Enttäuscht zeigt sich Seidel schließlich von Gorbatschow. Diesem wird einerseits Konzeptionslosigkeit vorgeworfen: Dessen außenpolitische Perestroika sei "illusorisch, geradezu naiv und blauäugig" gewesen (S.383). Andererseits sei Gorbatschow doppelzüngig gewesen: Gegenüber DDR-Vertretern habe er stets den Eindruck erweckt, an der DDR festhalten zu wollen, während er im Inneren den Untergang des ostdeutschen Teilstaates offenbar ohne Bedauern bereits seit Oktober 1989 entgegensah. Seidel kam seinen Erinnerungen zufolge im Januar 1990 zu dem Schluss, dass die DDR ausgespielt hatte, sei aber mit entsprechenden Äußerungen weitgehend auf Unverständnis gestoßen.

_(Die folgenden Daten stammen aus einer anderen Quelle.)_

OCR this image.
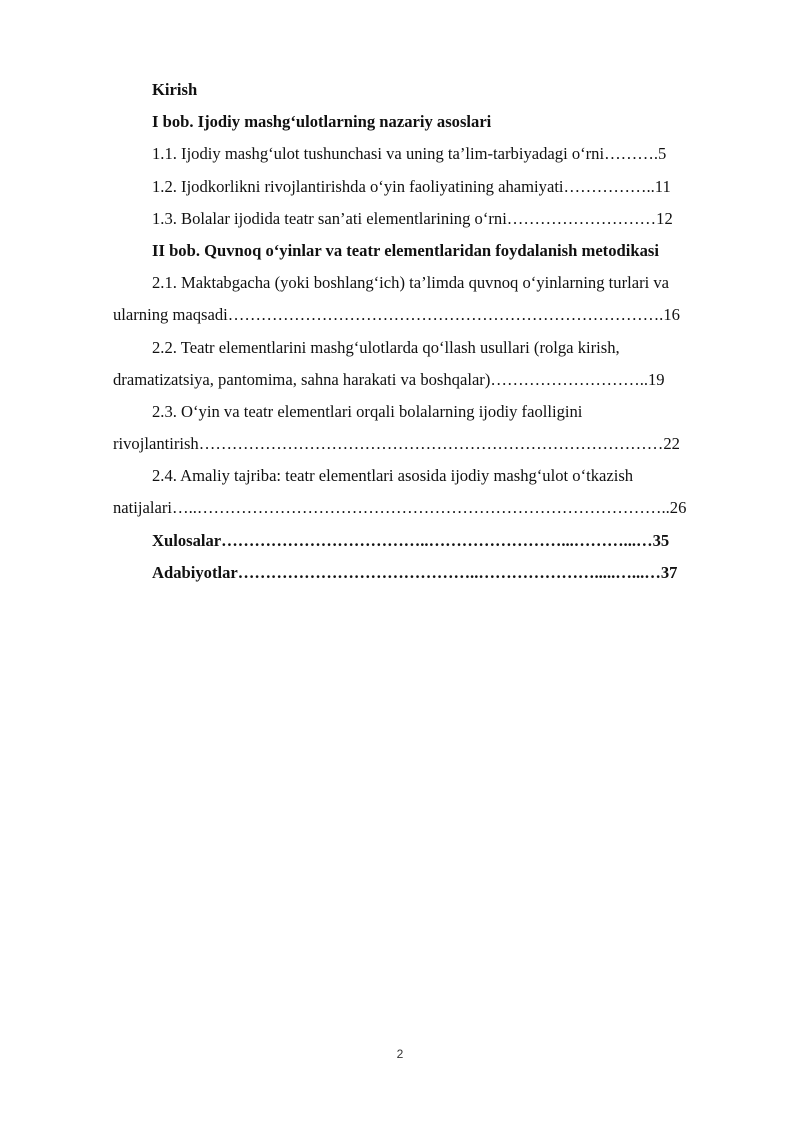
Kirish
I bob. Ijodiy mashg‘ulotlarning nazariy asoslari
1.1. Ijodiy mashg‘ulot tushunchasi va uning ta’lim-tarbiyadagi o‘rni……….5
1.2. Ijodkorlikni rivojlantirishda o‘yin faoliyatining ahamiyati……………..11
1.3. Bolalar ijodida teatr san’ati elementlarining o‘rni………………………12
II bob. Quvnoq o‘yinlar va teatr elementlaridan foydalanish metodikasi
2.1. Maktabgacha (yoki boshlang‘ich) ta’limda quvnoq o‘yinlarning turlari va
ularning maqsadi…………………………………………………………………….16
2.2. Teatr elementlarini mashg‘ulotlarda qo‘llash usullari (rolga kirish,
dramatizatsiya, pantomima, sahna harakati va boshqalar)………………………..19
2.3. O‘yin va teatr elementlari orqali bolalarning ijodiy faolligini
rivojlantirish…………………………………………………………………………22
2.4. Amaliy tajriba: teatr elementlari asosida ijodiy mashg‘ulot o‘tkazish
natijalari…..…………………………………………………………………………..26
Xulosalar………………………………..……………………...………...…35
Adabiyotlar……………………………………..………………….....…...…37
2
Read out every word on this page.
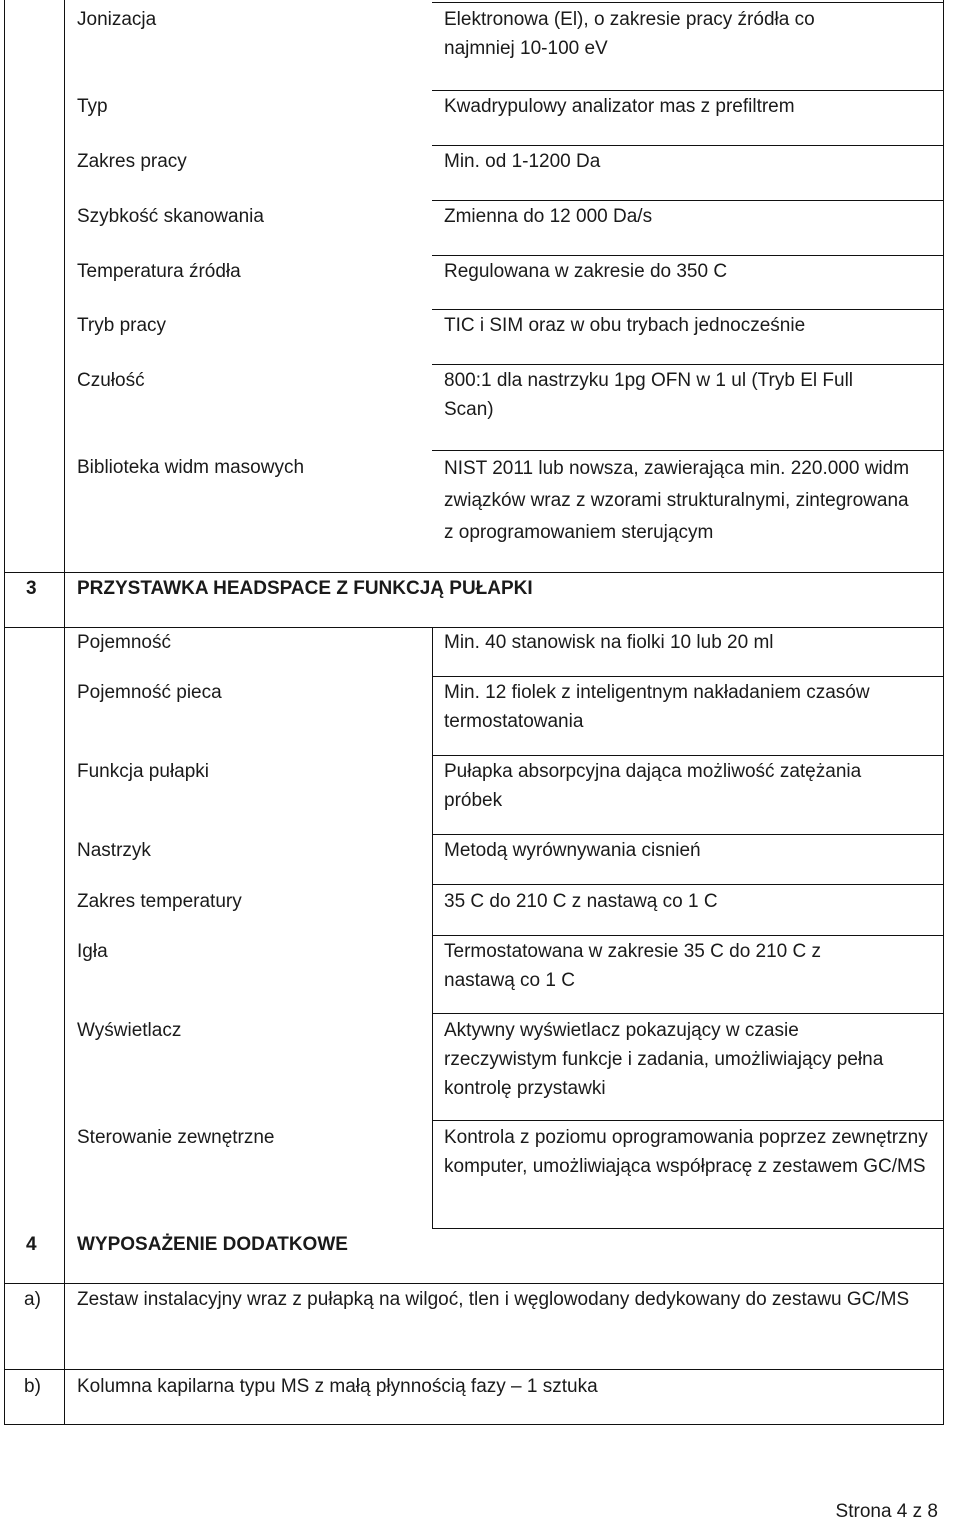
Jonizacja	Elektronowa (El), o zakresie pracy źródła co najmniej 10-100 eV
Typ	Kwadrypulowy analizator mas z prefiltrem
Zakres pracy	Min. od 1-1200 Da
Szybkość skanowania	Zmienna do 12 000 Da/s
Temperatura źródła	Regulowana w zakresie do 350 C
Tryb pracy	TIC i SIM oraz w obu trybach jednocześnie
Czułość	800:1 dla nastrzyku 1pg OFN w 1 ul (Tryb El Full Scan)
Biblioteka widm masowych	NIST 2011 lub nowsza, zawierająca min. 220.000 widm związków wraz z wzorami strukturalnymi, zintegrowana z oprogramowaniem sterującym
3	PRZYSTAWKA HEADSPACE Z FUNKCJĄ PUŁAPKI
Pojemność	Min. 40 stanowisk na fiolki 10 lub 20 ml
Pojemność pieca	Min. 12 fiolek z inteligentnym nakładaniem czasów termostatowania
Funkcja pułapki	Pułapka absorpcyjna dająca możliwość zatężania próbek
Nastrzyk	Metodą wyrównywania cisnień
Zakres temperatury	35 C do 210 C z nastawą co 1 C
Igła	Termostatowana w zakresie 35 C do 210 C z nastawą co 1 C
Wyświetlacz	Aktywny wyświetlacz pokazujący w czasie rzeczywistym funkcje i zadania, umożliwiający pełna kontrolę przystawki
Sterowanie zewnętrzne	Kontrola z poziomu oprogramowania poprzez zewnętrzny komputer, umożliwiająca współpracę z zestawem GC/MS
4	WYPOSAŻENIE DODATKOWE
a)	Zestaw instalacyjny wraz z pułapką na wilgoć, tlen i węglowodany dedykowany do zestawu GC/MS
b)	Kolumna kapilarna typu MS z małą płynnością fazy – 1 sztuka
Strona 4 z 8
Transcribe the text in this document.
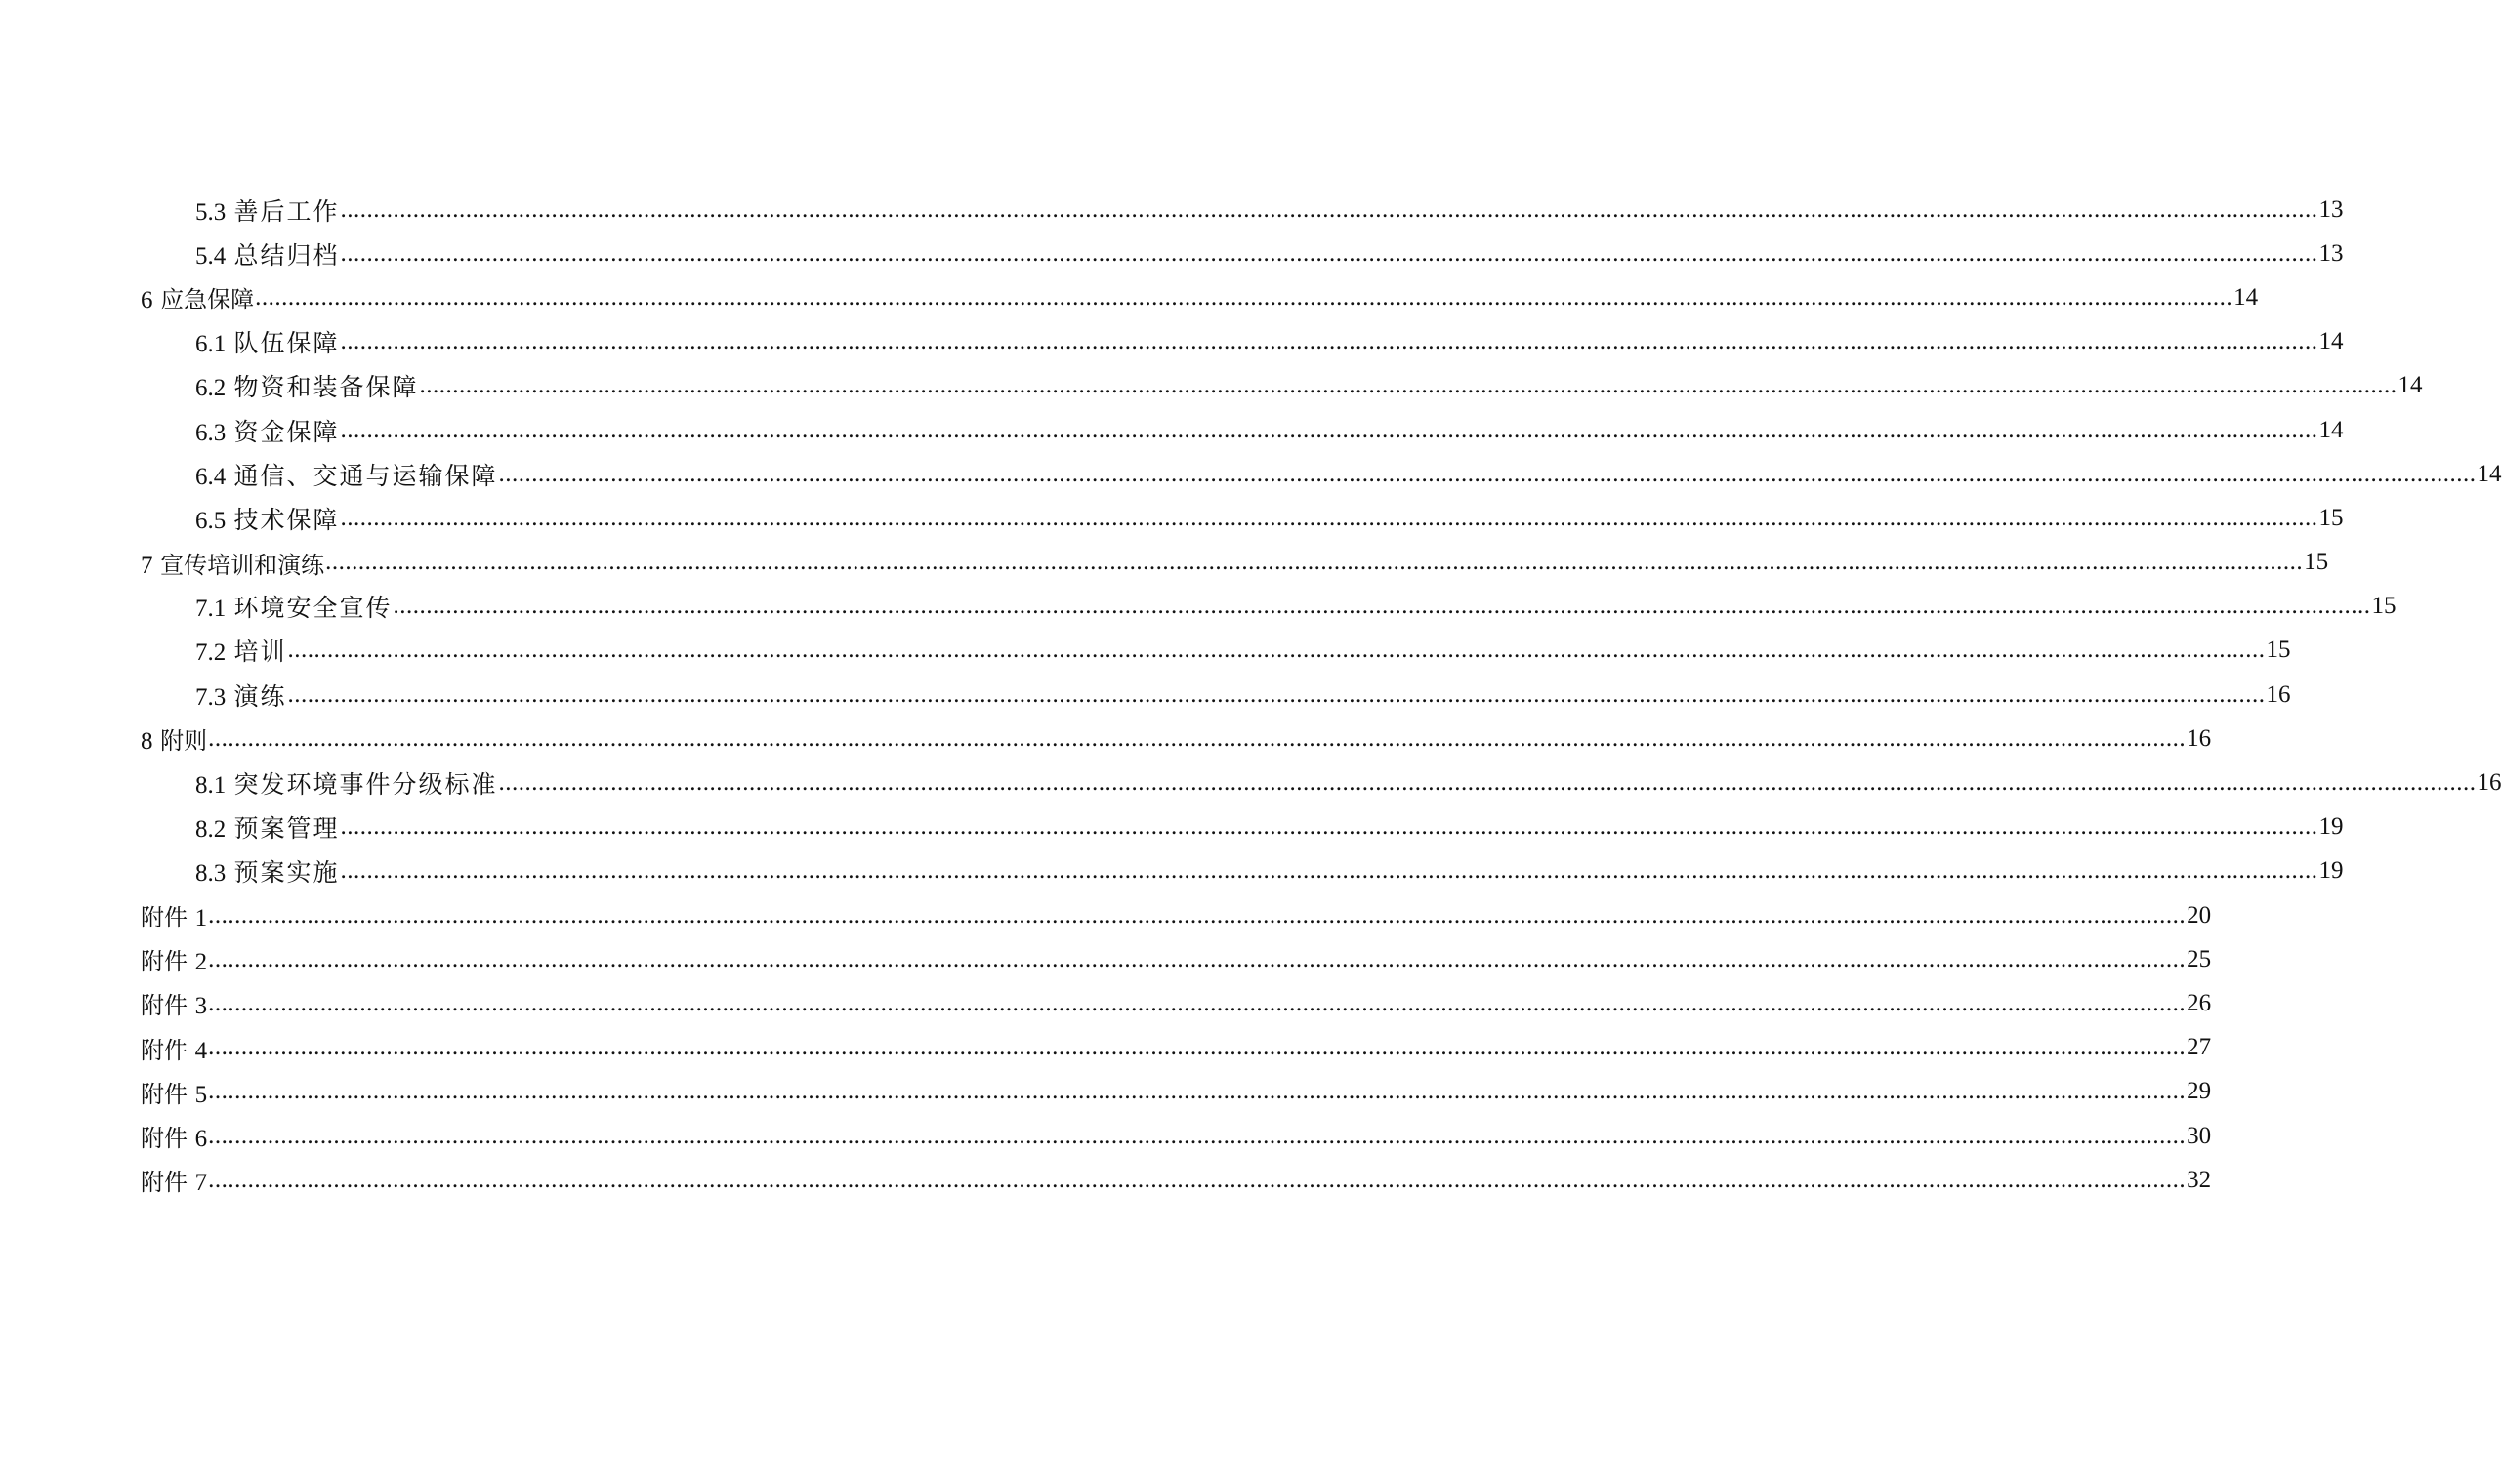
5.3 善后工作 ............................................................................................................................................................................................................................................................................................................ 13
5.4 总结归档 ............................................................................................................................................................................................................................................................................................................ 13
6 应急保障 ............................................................................................................................................................................................................................................................................................................ 14
6.1 队伍保障 ............................................................................................................................................................................................................................................................................................................ 14
6.2 物资和装备保障 ............................................................................................................................................................................................................................................................................................................ 14
6.3 资金保障 ............................................................................................................................................................................................................................................................................................................ 14
6.4 通信、交通与运输保障 ............................................................................................................................................................................................................................................................................................................ 14
6.5 技术保障 ............................................................................................................................................................................................................................................................................................................ 15
7 宣传培训和演练 ............................................................................................................................................................................................................................................................................................................ 15
7.1 环境安全宣传 ............................................................................................................................................................................................................................................................................................................ 15
7.2 培训 ............................................................................................................................................................................................................................................................................................................ 15
7.3 演练 ............................................................................................................................................................................................................................................................................................................ 16
8 附则 ............................................................................................................................................................................................................................................................................................................ 16
8.1 突发环境事件分级标准 ............................................................................................................................................................................................................................................................................................................ 16
8.2 预案管理 ............................................................................................................................................................................................................................................................................................................ 19
8.3 预案实施 ............................................................................................................................................................................................................................................................................................................ 19
附件 1 ............................................................................................................................................................................................................................................................................................................ 20
附件 2 ............................................................................................................................................................................................................................................................................................................ 25
附件 3 ............................................................................................................................................................................................................................................................................................................ 26
附件 4 ............................................................................................................................................................................................................................................................................................................ 27
附件 5 ............................................................................................................................................................................................................................................................................................................ 29
附件 6 ............................................................................................................................................................................................................................................................................................................ 30
附件 7 ............................................................................................................................................................................................................................................................................................................ 32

Dass ein langjähriger Angehöriger des MfAA im nachhinein weder die DDR noch seine Tätigkeit grundlegend kritisiert, sondern sich bei aller Teilkritik grundsätzlich zu beidem bekennt, ist nicht weiter verwunderlich. Dass er zu DDR-Positionen, um die er jahrzehntelang gerungen hat, wie etwa in der Staatsbürgerschaftsfrage, auch heute noch steht, ist ebenfalls verständlich. Freilich scheint er die DDR-Positionen so verinnerlicht zu haben, dass er sich auch im Nachhinein nicht in die Gegenseite hineinversetzen kann. Wie anders ist zu erklären, dass er die westdeutsche Aufregung um die Geraer Forderungen vom Oktober 1980 - deren Formulierung übrigens auf ihn selbst zurückgeht - nicht verstehen kann. Es habe sich dabei lediglich um "die moderate Feststellung von Sachverhalten" gehandelt (S.252). Hier zeigt sich, dass selbst ein so hochrangiger MfAA-Bediensteter wie Seidel nicht das notwendige politische Gespür und das Einfühlungsvermögen besaß, die gemeinhin auf dem internationalen Parkett vorausgesetzt werden.

Anmerkungen:
1 Karl Seidel, Erste Schritte auf dem Weg zu normalen Beziehungen zwischen der DDR und der BRD. Persönliche Erinnerungen an die deutsch-deutschen Verhandlungen Anfang der siebziger Jahre, und: Ders., Der Weg zum Grundlagenvertrag und zur Errichtung Ständiger Vertretungen. Erinnerungen eines Beteiligten, in: Detlef Nakath (Hrsg.), Deutschlandpolitiker der DDR erinnern sich, Berlin 1995, S.95-134 und S.185-222; auf Interviews mit Seidel bezieht sich vielfach Benno-Eide Siebs, Die Außenpolitik der DDR 1976-1989. Strategien und Grenzen, Paderborn 1999.
2 Monika Kaiser, Machtwechsel von Ulbricht zu Honecker. Funktionsmechanismen der SED-Diktatur in Konfliktsituationen 1962 bis 1972, Berlin 1997.